Subsequent arguments are mapping of types of stream elements when using stream joins. In the example above we want to get all robot locations joined with joined locations of the next time step.

If there is no result data stream simply omit return value or explicitly specify NoReturn type.

If you want to return several results for every processing function call you can return generator. Note that you have to yield at least one valid element when returning generator.

Data themselves can be stored in any shared storage like Kafka, file system, databases.

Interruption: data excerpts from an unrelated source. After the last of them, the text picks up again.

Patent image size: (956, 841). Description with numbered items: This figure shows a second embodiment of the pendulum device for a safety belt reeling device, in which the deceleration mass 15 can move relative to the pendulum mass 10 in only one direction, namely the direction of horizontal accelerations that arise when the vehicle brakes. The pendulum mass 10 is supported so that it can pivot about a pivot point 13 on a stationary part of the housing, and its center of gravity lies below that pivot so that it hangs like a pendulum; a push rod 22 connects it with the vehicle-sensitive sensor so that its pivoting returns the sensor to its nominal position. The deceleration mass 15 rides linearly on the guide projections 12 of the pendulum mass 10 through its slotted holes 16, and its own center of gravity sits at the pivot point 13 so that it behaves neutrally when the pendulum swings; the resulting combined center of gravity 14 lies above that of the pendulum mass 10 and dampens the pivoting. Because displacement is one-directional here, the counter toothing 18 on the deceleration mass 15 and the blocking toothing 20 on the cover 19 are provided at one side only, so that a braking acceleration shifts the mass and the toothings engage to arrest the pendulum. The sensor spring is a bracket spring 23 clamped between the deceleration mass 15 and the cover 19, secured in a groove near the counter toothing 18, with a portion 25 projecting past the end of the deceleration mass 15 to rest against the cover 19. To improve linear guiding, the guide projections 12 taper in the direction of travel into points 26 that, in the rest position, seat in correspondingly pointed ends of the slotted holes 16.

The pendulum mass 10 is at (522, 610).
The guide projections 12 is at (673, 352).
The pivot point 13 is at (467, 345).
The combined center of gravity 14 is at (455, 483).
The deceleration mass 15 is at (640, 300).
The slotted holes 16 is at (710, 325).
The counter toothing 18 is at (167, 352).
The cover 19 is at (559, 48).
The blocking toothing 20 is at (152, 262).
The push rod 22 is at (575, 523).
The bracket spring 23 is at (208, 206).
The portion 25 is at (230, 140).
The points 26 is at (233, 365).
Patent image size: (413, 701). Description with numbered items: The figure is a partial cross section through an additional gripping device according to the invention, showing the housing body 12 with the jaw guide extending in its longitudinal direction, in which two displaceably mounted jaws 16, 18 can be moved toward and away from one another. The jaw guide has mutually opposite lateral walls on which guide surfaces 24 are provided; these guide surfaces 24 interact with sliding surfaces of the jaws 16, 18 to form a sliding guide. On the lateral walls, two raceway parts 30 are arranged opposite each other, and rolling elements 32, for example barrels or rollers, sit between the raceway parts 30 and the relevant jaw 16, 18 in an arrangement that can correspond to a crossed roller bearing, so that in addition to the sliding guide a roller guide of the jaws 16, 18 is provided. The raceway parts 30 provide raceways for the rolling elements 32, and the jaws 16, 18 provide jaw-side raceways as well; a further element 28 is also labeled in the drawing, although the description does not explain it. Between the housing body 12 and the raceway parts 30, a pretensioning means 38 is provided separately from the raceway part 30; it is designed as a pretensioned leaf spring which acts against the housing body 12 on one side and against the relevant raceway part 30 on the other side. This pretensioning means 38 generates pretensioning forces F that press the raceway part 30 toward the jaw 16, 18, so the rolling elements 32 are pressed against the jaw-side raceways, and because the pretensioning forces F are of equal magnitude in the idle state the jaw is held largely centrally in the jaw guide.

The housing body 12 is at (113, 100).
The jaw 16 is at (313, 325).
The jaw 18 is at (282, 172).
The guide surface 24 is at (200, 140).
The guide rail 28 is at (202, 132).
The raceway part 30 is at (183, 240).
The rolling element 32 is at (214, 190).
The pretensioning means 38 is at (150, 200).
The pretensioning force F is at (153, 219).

Watermill doesn't introduce any dependency/coupling between services based on it. Every service or simply process can independently decide which actual data stream it wants to input and how to join data streams together. The only shared key of data streams is file name of file in FS, topic name for Kafka, etc.

Smallest piece of data of which data streams consists is dictionary. To describe data stream elements in code python dataclasses are used.

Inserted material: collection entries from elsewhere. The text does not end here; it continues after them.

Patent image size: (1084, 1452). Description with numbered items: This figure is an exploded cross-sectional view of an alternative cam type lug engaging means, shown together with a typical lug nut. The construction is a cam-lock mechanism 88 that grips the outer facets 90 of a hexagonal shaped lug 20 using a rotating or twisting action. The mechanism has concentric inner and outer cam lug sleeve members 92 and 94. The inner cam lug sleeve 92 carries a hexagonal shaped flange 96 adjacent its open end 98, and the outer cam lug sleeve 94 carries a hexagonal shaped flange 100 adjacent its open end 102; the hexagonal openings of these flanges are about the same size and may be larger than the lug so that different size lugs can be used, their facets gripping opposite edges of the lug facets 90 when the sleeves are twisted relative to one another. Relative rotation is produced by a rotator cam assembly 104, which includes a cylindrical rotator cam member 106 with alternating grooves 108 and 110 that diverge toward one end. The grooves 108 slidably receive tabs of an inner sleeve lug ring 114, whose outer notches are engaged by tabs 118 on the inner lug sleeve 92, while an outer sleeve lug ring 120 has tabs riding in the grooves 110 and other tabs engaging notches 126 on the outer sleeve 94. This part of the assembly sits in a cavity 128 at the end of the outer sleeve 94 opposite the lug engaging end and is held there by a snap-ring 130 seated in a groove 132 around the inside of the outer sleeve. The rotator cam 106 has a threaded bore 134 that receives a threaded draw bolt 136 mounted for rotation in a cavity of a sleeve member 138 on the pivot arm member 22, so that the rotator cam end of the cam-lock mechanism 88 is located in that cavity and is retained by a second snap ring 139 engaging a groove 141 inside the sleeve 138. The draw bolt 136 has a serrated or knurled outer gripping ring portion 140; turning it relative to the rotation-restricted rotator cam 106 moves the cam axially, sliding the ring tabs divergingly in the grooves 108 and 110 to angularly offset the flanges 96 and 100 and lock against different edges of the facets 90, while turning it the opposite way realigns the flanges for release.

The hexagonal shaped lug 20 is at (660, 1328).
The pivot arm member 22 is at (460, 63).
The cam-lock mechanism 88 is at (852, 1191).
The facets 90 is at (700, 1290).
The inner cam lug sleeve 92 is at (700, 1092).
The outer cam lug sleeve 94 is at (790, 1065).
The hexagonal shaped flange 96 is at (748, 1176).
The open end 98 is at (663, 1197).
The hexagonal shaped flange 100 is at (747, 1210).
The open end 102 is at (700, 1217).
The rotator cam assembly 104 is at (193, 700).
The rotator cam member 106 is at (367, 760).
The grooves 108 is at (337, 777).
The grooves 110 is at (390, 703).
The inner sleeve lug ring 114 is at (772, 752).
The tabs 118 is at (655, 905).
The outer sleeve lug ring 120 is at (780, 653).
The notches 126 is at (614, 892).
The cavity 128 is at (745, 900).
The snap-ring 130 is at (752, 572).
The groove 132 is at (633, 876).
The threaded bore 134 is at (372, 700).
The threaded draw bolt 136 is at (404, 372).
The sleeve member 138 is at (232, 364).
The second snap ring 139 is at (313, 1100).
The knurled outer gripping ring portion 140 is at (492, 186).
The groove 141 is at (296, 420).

Very often you have to get reference to external objects in the processing function. Dependency injection is used for that. It is enough to specify an argument with the type of the required object in the processing function and DI will provide this argument with reference to the object.

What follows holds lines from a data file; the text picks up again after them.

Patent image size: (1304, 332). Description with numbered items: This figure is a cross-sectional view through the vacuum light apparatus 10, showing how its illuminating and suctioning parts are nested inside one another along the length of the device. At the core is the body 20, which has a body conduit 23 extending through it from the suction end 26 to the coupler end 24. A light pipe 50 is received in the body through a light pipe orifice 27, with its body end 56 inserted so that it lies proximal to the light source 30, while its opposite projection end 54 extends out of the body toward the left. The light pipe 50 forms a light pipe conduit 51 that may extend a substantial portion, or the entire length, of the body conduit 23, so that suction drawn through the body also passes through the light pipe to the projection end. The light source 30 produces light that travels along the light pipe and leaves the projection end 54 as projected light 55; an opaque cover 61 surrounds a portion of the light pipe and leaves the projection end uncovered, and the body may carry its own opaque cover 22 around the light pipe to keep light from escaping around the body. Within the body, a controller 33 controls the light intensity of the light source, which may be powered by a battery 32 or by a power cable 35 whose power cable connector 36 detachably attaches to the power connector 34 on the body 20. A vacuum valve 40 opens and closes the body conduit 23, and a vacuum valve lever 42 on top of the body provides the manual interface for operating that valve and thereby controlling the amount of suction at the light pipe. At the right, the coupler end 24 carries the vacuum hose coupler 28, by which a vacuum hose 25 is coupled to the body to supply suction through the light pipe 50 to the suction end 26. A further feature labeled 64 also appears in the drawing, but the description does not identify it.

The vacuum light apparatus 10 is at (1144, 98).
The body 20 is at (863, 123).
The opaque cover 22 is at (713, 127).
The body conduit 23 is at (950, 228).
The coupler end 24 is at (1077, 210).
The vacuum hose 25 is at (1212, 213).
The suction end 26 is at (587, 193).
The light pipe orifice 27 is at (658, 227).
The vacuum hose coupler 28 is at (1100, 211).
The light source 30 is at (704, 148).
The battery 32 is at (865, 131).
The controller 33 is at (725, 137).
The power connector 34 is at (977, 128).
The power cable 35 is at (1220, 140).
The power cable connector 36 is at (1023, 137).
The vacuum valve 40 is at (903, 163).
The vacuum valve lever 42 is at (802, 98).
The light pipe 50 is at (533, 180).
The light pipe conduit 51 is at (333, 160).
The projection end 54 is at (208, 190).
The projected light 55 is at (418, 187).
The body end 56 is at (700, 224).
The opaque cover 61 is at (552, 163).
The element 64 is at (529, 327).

def store_robot_path(location: RobotLocation, db_connection: Connection) -> NoReturn:
    pass

Message brokers are used to access to streams data in storages. Watermill package includes two commonly used brokers. JSON file broker and Kafka message broker. Both of them can use default serializers and deserializers. Moreover Watermill users can implement deserializers that receive only the required fields.

Stream joins

For the simplest case when there is only one data stream data processing function looks like

def is_inside_area(location: RobotLocation) -> InsideArea:
    return InsideArea(
        x=location.x,
        y=locatin.y,
        inside=check_inside_area(location.x, location.y)
    )

But usually there are several input data streams that should be combined by some condition.

Here 2 data streams are joined and falls into the processing function as combined elements. For example join condition can be audio_stream.frame_index = video_stream.frame_index. In the code it looks like

def merge_audio_video(
        audio_frame: AudioFrame, 
        video_frames: Mapping[AudioFrame, List[VideoFrame]]
) -> AudioVideoFrame:
    pass

The first argument describes left data stream in the join and is called the master stream.

Iterating over the master stream returns every element just once. Elements from secondary streams can be skipped if join condition is not met.

Unlike SQL joins Watermill supports only inner joins. So if there are no matching data in secondary streams there will be no data at all for the processing. Furthermore, if there are no data at all in secondary streams the processing function will never be executed.

It may be easier to understand streams join if you thing about join tree with a master stream as the root node. To get next data for processing Watermill goes through the join tree and returns linked streams elements only when there is at least one element found for each join tree node. As can be seen from the processing function signature secondary streams can return more than one element.

Join tree can have no loops or duplicate nodes.

End of stream

Stream elements are processed until there are elements in every input stream.

This is quite simple to understand where the data stream for files in file system ends. But originally indefinite data streams like Kafka or RabbitMQ should be provided with some End Of Stream mark explicitly. KafkaMessageBroker supports special type of elements EndOfStream defined in message_brokers.message_broker module. Data stream processing is immediately stopped as soon as EndOfStream message appears in any of joined data streams. EndOfStream message is then automatically put to output stream to state that there will be no more data.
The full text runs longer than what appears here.